In brain neurobiology research many key issues are to do with individual brain development and, because the basic mechanisms of brain function change during that development, medical knowledge of the adult brain cannot be directly applied to the treatment of dysfunction in the brains of infants, or preterm infants in particular. Also, it is obvious that neonatal infants cannot subjected to experimental treatments or research.
“To obtain this information, we need to use animal models. We have found that newborn rats and mice are excellent research models for studies into the basic mechanisms of the brain function of preterm infants, its defects and the impacts of medication. We have also used this approach to study the mechanisms of febrile seizures and developed promising new treatments,” says Professor Kaila.
The research consortium led by Professor Kaila aims to study the mechanisms of the developing human brain and employ the findings directly in patient care. This calls for continuous cooperation and exchange of information between basic and clinical researchers: basic research into brain mechanisms takes place at the Laboratory of Neurobiology at the Viikki campus of the University of Helsinki, while Adjunct Professor Sampsa Vanhatalo and Adjunct Professor Sture Andersson are in charge of clinical research at the HUCH Hospital for Children and Adolescents. The project also involves basic and clinical researchers from Germany, Ireland and the United States.

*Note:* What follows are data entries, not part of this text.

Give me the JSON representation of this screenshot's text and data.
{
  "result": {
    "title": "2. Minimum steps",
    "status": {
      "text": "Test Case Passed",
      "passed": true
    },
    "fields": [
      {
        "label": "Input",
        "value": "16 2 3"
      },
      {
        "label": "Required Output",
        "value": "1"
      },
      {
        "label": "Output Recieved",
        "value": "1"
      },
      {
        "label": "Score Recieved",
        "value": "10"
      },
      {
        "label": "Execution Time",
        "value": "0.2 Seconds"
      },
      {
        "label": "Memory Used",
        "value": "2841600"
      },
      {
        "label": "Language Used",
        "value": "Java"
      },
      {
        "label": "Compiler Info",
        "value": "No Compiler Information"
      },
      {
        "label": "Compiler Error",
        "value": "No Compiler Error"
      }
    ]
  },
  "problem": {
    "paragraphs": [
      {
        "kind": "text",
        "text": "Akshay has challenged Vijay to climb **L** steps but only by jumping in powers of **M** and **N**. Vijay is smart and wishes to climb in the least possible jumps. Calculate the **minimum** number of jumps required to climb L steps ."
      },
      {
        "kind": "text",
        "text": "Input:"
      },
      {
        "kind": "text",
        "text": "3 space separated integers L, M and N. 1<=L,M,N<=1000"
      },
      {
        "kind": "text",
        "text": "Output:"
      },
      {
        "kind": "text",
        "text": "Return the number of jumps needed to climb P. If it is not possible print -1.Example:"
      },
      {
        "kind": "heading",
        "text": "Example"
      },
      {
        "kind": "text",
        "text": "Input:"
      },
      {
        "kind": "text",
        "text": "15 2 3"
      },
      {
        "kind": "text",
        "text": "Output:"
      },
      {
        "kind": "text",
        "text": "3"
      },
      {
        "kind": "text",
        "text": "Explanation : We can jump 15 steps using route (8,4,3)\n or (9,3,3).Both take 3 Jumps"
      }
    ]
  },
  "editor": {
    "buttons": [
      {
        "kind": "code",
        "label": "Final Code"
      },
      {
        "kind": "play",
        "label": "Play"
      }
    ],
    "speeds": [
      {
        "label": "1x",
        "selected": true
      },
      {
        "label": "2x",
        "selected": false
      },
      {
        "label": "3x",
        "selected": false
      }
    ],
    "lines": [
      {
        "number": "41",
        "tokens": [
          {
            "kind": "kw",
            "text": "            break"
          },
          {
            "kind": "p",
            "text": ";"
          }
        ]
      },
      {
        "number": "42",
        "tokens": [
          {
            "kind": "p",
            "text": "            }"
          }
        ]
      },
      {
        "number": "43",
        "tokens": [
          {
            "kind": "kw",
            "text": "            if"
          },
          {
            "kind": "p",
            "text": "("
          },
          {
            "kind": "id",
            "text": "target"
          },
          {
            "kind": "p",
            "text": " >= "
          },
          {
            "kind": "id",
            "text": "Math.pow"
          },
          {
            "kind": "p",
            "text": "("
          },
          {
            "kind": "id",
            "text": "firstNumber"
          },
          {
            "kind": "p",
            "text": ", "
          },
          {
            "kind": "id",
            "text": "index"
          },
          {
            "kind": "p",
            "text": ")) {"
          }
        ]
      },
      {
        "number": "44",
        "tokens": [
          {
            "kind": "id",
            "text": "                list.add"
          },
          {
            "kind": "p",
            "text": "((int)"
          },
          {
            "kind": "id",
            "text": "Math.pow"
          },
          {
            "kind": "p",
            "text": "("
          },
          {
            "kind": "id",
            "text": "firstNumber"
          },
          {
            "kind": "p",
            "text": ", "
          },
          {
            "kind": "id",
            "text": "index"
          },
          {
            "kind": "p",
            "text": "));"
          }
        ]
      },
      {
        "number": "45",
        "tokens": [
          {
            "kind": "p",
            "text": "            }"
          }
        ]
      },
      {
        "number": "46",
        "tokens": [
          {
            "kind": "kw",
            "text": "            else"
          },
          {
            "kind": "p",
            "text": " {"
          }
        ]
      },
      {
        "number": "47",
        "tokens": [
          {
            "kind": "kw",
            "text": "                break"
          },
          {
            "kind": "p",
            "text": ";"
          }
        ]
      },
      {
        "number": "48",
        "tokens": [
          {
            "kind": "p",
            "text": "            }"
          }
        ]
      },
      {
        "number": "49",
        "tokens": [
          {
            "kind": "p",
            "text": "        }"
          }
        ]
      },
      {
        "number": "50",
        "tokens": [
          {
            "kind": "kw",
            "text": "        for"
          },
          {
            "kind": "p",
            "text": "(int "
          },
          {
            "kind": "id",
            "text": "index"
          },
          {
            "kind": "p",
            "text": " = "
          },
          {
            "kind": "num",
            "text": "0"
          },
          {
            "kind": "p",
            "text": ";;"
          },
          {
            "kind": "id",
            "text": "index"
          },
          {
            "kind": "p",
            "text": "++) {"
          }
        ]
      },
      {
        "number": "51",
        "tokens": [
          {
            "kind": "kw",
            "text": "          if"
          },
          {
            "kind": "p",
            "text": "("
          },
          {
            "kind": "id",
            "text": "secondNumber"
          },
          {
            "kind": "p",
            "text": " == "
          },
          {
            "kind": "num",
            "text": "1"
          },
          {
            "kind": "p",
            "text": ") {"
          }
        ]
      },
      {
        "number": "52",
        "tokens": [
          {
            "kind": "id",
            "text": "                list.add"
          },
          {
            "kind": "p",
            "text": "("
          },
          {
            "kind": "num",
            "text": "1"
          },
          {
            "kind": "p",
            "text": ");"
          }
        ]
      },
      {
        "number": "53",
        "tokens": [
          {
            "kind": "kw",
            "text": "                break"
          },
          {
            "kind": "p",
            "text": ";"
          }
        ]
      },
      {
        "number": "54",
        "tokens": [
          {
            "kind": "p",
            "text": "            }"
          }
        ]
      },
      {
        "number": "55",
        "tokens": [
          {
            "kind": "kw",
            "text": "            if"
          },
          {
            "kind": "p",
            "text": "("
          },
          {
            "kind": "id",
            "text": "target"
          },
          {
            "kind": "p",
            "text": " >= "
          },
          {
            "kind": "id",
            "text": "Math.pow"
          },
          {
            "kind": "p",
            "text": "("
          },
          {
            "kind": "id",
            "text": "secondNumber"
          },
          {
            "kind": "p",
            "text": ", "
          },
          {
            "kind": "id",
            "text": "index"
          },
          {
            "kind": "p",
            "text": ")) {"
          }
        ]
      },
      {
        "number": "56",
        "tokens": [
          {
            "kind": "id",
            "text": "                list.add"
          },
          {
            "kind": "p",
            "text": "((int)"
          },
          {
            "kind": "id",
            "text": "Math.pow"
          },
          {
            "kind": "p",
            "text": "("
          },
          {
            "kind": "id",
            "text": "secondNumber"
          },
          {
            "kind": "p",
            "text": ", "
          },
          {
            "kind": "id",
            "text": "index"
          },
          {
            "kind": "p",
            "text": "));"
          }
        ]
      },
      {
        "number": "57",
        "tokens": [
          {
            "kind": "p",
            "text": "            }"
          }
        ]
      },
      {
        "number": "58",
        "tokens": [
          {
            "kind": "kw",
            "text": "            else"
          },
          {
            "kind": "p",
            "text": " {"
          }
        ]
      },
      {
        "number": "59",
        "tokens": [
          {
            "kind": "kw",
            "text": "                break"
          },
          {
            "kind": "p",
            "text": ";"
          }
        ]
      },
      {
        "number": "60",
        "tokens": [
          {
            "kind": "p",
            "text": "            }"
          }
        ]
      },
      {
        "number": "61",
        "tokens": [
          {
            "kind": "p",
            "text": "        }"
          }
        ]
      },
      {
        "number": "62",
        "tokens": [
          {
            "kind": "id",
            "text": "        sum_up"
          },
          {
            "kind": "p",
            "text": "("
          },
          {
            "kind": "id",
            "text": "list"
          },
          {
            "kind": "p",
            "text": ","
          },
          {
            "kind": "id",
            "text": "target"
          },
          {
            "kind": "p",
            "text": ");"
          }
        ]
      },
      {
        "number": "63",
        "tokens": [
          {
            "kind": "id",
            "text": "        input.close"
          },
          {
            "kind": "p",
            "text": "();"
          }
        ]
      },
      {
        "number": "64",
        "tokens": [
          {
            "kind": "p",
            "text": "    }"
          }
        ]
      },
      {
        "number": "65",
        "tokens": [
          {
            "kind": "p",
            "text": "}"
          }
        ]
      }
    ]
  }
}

Translational research into brain function and brain disorders.
Neurobiology is a cross-disciplinary field involving research into micro and macro-level phenomena and into the basic mechanisms of diseases. In translational research the strategy is to apply basic research findings in medicine (neurology, clinical neurophysiology) while also developing research models that can be employed in basic research on the basis of the clinical data generated.
Professor Kaila’s research team has, for example, developed a “broadband EEG” for registering the brain functions of preterm infants and children with epilepsy. The method is being developed further at the intensive-care ward for preterm infants and the epilepsy unit of the HUCH Hospital for Children and Adolescents. Infants affected by shortage of oxygen during delivery are examples of those with a very high risk of dozens or even hundreds of epileptic seizures that can only be detected in the electrical activity of the brain but that may result in brain damage. Without appropriate EEG monitoring, most of these seizures will go undetected and medication cannot be targeted correctly.
“Our approach to many early-onset neurological diseases is totally new and it has attracted plenty of international interest. We can now offer a unique window of opportunity for fruitful work in this translational field: in basic research, methods development and the application of the findings to reduce the burden of diseases experienced by infants and in their later lives as adults,” says Professor Kaila.